In a nonprecedential decision, the Third Circuit Court of Appeals dismissed a case alleging that American Airlines failed to protect Melissa Chinery from harassment that occurred on Facebook.

Chinery was a flight attendant for American who sought to become president of her Union’s local chapter. She claimed that a group of her fellow American attendants harassed her on Facebook, including through a group entitled “Wingnuts.” American had no relationship with the group on Facebook. The challenged postings included an image of a broken record, a reference to the election as “war” and threats to her about being “f**ked with,” mocking of her speech, referring to her as a “c*nt” and harsh comments about her physical appearance. Chinery complained about the posts to American and an investigation was conducted. In the investigation, her claims were found meritless. Chinery believed her concerns were not appropriately addressed and that the company could have enforced its social media policy against the posters. She sued for disparate treatment, hostile work environment, and retaliation under Title VII.

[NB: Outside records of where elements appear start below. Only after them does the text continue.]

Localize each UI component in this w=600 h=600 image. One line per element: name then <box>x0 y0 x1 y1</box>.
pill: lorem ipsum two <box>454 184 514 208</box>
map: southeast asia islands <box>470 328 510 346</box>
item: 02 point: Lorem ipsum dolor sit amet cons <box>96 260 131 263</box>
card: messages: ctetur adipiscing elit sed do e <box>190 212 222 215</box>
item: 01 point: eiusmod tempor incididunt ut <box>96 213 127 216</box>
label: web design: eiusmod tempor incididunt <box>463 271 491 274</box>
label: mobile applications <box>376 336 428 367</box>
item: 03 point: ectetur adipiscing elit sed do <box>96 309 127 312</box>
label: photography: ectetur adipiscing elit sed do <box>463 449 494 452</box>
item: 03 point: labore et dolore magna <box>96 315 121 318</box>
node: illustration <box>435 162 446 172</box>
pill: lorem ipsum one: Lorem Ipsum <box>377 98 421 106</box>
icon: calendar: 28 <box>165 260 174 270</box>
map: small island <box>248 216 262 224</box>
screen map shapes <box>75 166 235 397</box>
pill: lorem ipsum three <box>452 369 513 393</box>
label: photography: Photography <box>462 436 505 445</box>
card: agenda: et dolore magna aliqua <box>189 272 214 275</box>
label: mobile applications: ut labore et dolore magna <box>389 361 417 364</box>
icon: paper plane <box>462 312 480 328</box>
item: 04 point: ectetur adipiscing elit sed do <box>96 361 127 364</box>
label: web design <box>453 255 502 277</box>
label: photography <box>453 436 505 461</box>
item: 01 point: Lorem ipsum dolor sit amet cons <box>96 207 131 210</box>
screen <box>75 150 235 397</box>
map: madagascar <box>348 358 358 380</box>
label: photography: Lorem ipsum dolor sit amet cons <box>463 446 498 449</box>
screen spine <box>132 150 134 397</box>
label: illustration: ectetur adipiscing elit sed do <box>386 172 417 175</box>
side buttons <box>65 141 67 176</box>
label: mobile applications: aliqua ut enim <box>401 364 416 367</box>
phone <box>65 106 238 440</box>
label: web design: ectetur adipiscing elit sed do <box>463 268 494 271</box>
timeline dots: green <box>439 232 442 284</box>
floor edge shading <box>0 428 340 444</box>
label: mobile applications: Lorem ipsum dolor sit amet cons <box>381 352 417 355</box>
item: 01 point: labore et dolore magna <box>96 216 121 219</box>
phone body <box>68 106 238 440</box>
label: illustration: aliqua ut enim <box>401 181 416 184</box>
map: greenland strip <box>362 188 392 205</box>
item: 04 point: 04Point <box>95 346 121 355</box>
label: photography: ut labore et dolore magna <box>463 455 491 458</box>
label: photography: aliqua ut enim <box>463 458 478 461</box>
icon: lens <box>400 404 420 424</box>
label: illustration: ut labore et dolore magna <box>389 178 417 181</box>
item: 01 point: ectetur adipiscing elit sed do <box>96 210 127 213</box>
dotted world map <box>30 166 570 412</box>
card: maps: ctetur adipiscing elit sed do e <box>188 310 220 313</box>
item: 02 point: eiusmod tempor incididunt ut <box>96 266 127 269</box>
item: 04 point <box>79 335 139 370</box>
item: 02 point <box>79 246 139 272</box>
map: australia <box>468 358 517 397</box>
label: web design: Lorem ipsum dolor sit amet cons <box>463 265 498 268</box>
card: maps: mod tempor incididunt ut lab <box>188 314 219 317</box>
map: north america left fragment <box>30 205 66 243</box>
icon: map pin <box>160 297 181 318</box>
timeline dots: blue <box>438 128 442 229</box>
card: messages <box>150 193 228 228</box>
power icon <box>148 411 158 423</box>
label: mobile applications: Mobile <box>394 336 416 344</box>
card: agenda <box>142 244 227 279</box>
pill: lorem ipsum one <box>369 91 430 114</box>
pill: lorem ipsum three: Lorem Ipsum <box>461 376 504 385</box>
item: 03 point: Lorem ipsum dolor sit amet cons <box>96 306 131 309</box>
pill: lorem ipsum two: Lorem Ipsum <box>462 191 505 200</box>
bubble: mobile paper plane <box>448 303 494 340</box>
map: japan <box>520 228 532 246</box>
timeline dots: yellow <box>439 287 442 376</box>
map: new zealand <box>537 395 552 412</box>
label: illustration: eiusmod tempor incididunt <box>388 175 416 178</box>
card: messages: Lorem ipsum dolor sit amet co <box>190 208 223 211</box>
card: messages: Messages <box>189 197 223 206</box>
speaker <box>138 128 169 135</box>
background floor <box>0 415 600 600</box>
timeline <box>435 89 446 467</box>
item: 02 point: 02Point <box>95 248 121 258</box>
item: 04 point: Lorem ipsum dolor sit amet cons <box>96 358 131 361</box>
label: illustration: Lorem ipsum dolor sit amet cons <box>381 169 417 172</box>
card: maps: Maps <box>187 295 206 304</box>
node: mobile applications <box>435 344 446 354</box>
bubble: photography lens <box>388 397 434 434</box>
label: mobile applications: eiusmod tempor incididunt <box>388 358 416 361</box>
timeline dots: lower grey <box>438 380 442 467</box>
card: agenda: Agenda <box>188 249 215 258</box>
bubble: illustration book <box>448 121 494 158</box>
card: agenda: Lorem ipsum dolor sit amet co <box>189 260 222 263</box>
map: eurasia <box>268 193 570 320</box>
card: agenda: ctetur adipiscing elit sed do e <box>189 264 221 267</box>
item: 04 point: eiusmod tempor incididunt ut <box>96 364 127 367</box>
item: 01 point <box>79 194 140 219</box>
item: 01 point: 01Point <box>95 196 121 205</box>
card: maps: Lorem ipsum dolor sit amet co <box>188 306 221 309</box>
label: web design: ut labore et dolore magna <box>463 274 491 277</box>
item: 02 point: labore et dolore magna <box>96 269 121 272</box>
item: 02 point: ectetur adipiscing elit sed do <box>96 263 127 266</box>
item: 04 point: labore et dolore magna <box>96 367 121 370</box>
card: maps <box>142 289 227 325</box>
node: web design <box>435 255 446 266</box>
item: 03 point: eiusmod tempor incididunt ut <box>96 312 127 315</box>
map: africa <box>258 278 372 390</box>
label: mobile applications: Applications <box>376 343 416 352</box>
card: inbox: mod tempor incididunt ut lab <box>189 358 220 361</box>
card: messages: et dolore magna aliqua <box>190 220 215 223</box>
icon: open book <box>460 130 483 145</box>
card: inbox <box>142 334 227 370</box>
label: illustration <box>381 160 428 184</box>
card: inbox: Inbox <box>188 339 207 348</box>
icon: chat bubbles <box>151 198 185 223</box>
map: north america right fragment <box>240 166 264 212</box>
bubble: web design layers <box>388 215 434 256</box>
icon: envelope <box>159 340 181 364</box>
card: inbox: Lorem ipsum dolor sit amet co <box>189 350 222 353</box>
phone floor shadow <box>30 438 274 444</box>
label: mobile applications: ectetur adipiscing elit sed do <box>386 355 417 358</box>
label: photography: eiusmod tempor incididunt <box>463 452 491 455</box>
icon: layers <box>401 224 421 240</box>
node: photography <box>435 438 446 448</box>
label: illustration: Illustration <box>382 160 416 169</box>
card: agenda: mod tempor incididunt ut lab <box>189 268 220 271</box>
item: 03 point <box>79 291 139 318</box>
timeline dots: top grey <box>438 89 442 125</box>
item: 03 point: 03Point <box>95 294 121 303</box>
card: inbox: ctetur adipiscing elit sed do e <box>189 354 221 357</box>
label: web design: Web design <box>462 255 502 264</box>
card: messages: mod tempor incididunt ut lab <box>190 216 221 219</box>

The Third Circuit Court of Appeals found that the conduct alleged did not meet the standard for harassment. Harassment must be sufficiently severe or pervasive to alter the conditions of the plaintiff’s employment and create a hostile work environment. In this instance, the conduct was found not to be severe or pervasive. Chinery argued that it was “inherently pervasive” because social media posts are “public and endure.” The Court did not find any support for the idea that permanence alone is sufficient. Additionally, although the posts were offensive, they were only “offhand comments and isolated incidents” which were not enough to objectively change the terms and conditions of her employment. American’s purported inadequate investigation and failure to enforce its social media policy also did not constitute severe or pervasive conduct.